Still, the electoral map shows a tough road ahead for Democrats in the Senate. A total of 10 of the 26 caucus members running for re-election are in states that Trump took two years ago.
That’s why some union officials are focusing more on what individual races mean for control of Congress and the various committees in each chamber, instead of on the actual candidate.
“A vote for Chuck Schumer is better than a vote for Mitch McConnell,” an official for the American Federation of State, County and Municipal Employees told Bloomberg Law. The official spoke on condition of anonymity, saying that the union has not officially decided on an election strategy.
In Indiana and North Dakota, for example, incumbent Democrats Joe Donnelly and Heidi Heitkamp, respectively, are expected to draw strong GOP challengers. Although the senators sided with the AFL-CIO on only one-third of the votes the union deemed “key” in 2016, they can probably still count on significant support from worker organizations.

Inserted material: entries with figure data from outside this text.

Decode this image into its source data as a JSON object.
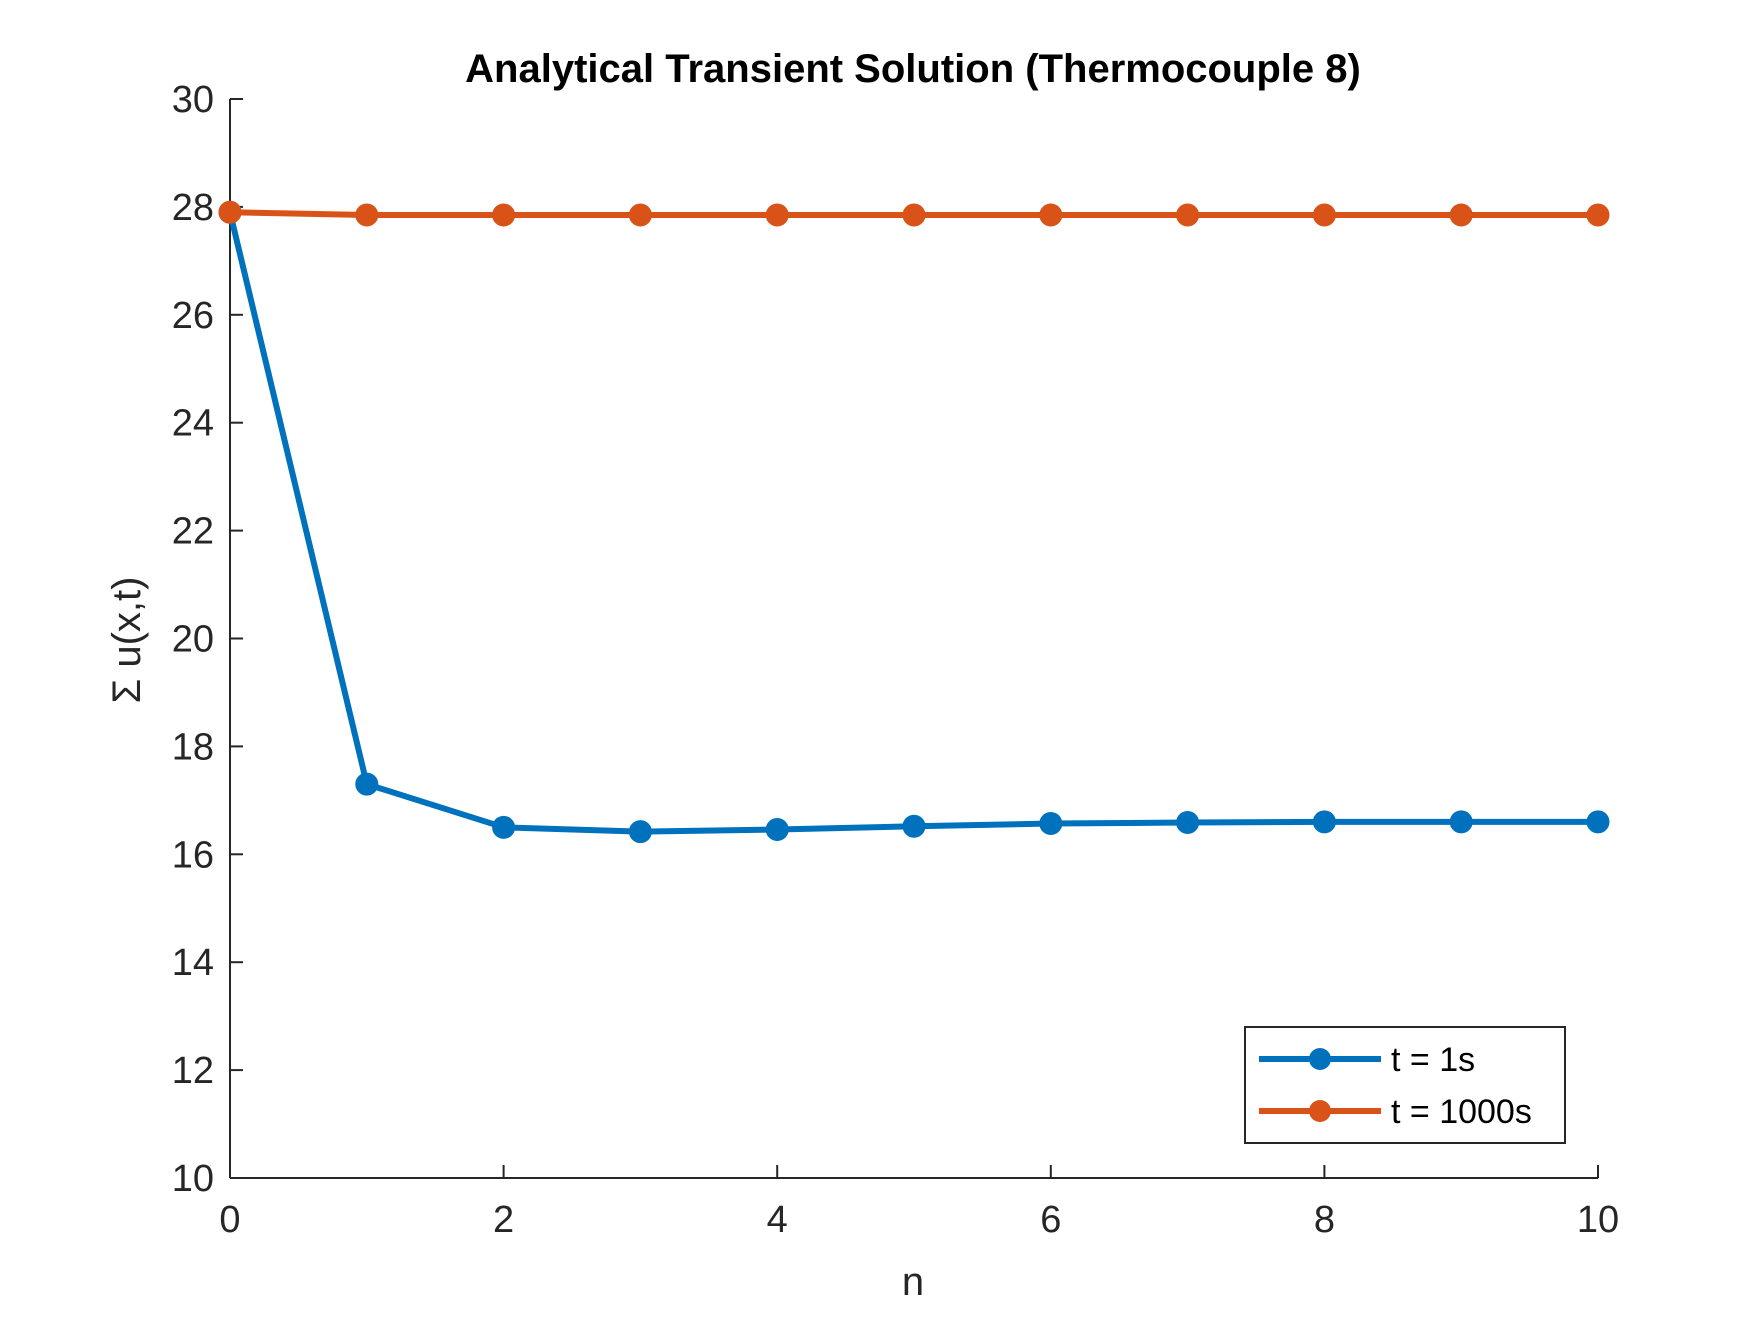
{
  "chart_data": {
    "type": "line",
    "title": "Analytical Transient Solution (Thermocouple 8)",
    "xlabel": "n",
    "ylabel": "Σ u(x,t)",
    "xlim": [
      0,
      10
    ],
    "ylim": [
      10,
      30
    ],
    "xticks": [
      0,
      2,
      4,
      6,
      8,
      10
    ],
    "yticks": [
      10,
      12,
      14,
      16,
      18,
      20,
      22,
      24,
      26,
      28,
      30
    ],
    "grid": false,
    "legend_position": "bottom-right",
    "x": [
      0,
      1,
      2,
      3,
      4,
      5,
      6,
      7,
      8,
      9,
      10
    ],
    "series": [
      {
        "name": "t = 1s",
        "color": "#0072BD",
        "marker": "circle",
        "values": [
          27.9,
          17.3,
          16.5,
          16.42,
          16.46,
          16.52,
          16.57,
          16.59,
          16.6,
          16.6,
          16.6
        ]
      },
      {
        "name": "t = 1000s",
        "color": "#D95319",
        "marker": "circle",
        "values": [
          27.9,
          27.85,
          27.85,
          27.85,
          27.85,
          27.85,
          27.85,
          27.85,
          27.85,
          27.85,
          27.85
        ]
      }
    ]
  }
}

Donnelly (83 percent) and Heitkamp (100 percent)—along with moderate Joe Manchin (100 percent), who is likely to have a tight race on his hands in West Virginia—earned the highest voting scores from traditional union foe the U.S. Chamber of Commerce over the same time. Both lawmakers voted to block the Labor Department’s conflict-of-interest requirements on retirement brokers in the last Congress and Heitkamp favored a measure to fast-track the Trans Pacific Partnership, an Asian trade agreement that labor unions (and Trump) labeled a job killer.
Individual unions have their own specific legislative priorities that will also help determine who they support. Organizations representing food workers are focusing on worker safety bills and an agriculture measure that would renew the government food stamps program. UNITE HERE, which represents a number of casino workers across the country, recently told Bloomberg Law that the union will not give money to any lawmaker who voted in favor of a House bill that would limit labor organizing rights in tribal territories.
At least a handful of Republicans—like Pete King (N.Y.), Dan Donovan (N.Y.), and Chris Smith (N.J.)—have enjoyed support from some labor groups, particularly building trades, law enforcement, and firefighter unions that tend to lean a little to the right. That’s partly a product of decentralized politics operations that allow local union outfits to decide where to put their money.
It’s also an acknowledgment that many rank-and-file union members are Republicans. In an era in which working class voters helped get Trump to the White House, union leaders said they’re spending lots of time listening to members’ concerns and educating workers on issues that could affect their paychecks.
“Our members range in ideology from one side of the spectrum to the other, so we’re not stressing any kind of ideological purity test,” United Food and Commercial Workers political director Ademola Oyefeso, told Bloomberg Law. “You have to look at it state by state and base everything on the issues that matter most to our members who live and work in a specific area.”
Still, big labor is also likely to spend lots of cash trying to get Democrats elected in state and local races. That’s because unions want a seat at the table when those officials start redrawing election maps in 2020. Lawmakers in Wisconsin, Pennsylvania, and North Carolina are already facing legal challenges over districts that critics say are sliced up in a way that favors Republicans.
“One of the biggest reasons we are in the predicament we are in right now is because of gerrymandering both at the state and federal level,” the AFSCME official said.